Figure 5.. Thermal denaturation of zebrafish Cytochrome b₅a and cytochrome b₅b.

Panel A, CYB5a; Panel B, CYB5b. The spectra obtained at increasing temperatures (20–95 °C) are shown, the direction of the absorbance changes is indicated by arrows. The insets show the changes in the Soret peak absorbance with the temperature and the fit of the absorbance changes to the Santoro-Bolen equation (red lines).

Figure 6.. Oxygen equilibrium curves of zebrafish cytoglobins 1 and 2 at 37 °C.

The points for Cygb1 (solid circles) and Cygb2 (open circles) are indicated.

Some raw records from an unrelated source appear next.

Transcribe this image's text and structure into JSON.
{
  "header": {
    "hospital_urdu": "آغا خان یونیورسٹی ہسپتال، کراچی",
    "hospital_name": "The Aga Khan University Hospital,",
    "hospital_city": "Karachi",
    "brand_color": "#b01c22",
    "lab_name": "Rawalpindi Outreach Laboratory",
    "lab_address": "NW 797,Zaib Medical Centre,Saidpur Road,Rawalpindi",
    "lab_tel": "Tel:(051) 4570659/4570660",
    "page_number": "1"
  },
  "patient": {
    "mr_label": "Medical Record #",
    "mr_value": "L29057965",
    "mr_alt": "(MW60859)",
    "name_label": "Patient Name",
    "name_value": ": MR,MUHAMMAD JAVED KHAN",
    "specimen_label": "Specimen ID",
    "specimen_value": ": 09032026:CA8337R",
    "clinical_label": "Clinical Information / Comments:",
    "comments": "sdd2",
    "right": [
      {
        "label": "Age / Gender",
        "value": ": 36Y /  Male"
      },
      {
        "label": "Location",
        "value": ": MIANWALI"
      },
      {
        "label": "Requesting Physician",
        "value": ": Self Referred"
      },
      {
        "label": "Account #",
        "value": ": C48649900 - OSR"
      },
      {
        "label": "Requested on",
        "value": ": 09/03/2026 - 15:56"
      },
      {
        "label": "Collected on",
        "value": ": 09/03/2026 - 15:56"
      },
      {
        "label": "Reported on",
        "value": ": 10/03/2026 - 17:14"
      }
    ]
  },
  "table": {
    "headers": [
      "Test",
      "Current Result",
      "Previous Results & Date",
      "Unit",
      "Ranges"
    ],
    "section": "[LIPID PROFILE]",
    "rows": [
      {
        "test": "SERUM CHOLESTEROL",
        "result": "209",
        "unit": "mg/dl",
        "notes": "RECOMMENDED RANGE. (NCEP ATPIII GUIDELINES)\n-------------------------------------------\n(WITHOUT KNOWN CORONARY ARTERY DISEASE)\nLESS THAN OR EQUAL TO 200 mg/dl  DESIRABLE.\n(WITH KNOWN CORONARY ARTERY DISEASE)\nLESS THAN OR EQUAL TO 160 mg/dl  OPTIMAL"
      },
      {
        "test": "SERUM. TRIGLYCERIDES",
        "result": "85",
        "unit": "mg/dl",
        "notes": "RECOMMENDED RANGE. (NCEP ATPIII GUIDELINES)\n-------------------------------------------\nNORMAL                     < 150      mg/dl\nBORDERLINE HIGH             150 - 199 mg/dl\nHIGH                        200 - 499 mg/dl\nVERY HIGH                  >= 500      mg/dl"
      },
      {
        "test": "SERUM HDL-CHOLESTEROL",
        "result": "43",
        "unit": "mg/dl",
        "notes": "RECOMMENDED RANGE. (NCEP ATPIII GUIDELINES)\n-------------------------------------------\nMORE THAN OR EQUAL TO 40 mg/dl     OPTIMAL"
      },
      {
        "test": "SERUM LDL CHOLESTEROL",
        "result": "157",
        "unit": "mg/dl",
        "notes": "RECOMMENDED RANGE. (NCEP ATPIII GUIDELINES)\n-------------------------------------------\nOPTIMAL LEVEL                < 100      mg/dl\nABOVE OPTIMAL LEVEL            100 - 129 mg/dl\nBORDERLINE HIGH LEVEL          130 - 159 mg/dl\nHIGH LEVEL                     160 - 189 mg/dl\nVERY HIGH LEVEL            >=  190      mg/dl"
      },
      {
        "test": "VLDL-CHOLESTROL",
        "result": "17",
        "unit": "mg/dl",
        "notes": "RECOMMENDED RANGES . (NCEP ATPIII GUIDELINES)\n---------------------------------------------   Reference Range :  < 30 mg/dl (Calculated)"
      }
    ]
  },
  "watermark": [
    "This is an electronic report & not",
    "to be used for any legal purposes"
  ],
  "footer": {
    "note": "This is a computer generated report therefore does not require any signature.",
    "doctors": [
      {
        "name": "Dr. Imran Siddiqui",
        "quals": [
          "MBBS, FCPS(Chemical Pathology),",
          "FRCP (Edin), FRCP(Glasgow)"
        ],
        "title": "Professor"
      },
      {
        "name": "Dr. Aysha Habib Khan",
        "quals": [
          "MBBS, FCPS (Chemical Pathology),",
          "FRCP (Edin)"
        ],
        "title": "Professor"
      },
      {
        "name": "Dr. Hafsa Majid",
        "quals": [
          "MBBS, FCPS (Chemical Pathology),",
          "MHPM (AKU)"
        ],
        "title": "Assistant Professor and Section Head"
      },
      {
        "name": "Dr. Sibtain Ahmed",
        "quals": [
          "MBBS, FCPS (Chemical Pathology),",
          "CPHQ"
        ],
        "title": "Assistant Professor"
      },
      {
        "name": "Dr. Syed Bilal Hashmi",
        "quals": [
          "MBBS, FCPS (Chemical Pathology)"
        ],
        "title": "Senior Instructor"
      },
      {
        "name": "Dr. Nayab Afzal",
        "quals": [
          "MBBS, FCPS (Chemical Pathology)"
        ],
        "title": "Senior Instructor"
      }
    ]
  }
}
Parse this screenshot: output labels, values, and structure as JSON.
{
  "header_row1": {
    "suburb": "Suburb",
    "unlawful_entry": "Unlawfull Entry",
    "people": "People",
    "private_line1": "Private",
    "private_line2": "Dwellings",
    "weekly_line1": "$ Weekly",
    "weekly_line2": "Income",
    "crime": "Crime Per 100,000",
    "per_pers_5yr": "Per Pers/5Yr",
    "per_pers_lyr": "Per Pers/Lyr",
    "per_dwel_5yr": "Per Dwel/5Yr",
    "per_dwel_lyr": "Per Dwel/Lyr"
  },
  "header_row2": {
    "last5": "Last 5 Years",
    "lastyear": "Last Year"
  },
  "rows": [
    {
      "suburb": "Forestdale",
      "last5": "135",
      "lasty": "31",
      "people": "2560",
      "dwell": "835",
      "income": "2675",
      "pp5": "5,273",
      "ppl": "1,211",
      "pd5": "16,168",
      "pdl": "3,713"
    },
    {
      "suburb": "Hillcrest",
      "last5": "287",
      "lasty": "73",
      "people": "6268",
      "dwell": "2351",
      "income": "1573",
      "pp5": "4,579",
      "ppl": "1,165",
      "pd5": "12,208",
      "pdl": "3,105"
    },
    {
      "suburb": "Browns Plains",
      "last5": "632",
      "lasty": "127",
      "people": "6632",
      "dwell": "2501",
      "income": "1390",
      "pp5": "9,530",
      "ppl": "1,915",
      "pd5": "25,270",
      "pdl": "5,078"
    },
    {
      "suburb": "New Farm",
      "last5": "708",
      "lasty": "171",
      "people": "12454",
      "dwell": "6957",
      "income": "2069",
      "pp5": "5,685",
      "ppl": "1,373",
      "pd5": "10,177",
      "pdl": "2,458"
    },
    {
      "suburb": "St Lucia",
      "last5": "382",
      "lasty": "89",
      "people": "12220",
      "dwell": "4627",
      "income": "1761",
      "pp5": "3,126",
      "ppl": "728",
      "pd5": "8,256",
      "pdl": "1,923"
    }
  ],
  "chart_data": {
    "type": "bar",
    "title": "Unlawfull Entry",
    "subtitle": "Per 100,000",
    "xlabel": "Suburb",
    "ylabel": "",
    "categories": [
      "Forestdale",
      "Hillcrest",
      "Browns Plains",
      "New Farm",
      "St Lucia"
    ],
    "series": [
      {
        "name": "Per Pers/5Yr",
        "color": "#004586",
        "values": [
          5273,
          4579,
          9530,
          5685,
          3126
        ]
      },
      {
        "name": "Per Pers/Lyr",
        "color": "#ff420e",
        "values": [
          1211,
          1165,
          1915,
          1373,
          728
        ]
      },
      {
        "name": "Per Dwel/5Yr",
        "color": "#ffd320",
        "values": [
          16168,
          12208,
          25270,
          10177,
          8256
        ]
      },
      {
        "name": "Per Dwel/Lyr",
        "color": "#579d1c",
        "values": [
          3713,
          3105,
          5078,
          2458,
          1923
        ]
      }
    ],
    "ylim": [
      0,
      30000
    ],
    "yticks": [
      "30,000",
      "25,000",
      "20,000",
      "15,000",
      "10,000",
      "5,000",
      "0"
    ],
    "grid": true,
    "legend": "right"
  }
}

The lines show the fit to the Hill sigmoidal equation.

Figure 7.. Reduction of zebrafish cytoglobins 1 and 2 and GlobinX by cytochrome b₅ reductase and cytochrome b₅.

Panel A, Reduction of Cygb1 by zebrafish CYB5a and CYB5R. Panel B, Reduction of Cygb2 by zebrafish CYB5a and CYB5R. Panel C, Reduction of GlobinX by zebrafish CYB5a and CYB5R, Panel D, Reduction of Cygb1 by zebrafish CYB5b and CYB5R (solid lines) or the human CYB5b/CYB5R system (dotted lines). Panel E, Reduction of Cygb2 by zebrafish CYB5b and CYB5R (solid lines) or the human CYB5b/CYB5R system (dotted lines). Panel F, Reduction of GlobinX by zebrafish CYB5b and CYB5R (solid lines) or the human CYB5b/CYB5R system (dotted lines). Red lines, reactions monitored at 25 °C, Black lines, reactions monitored at 37 °C.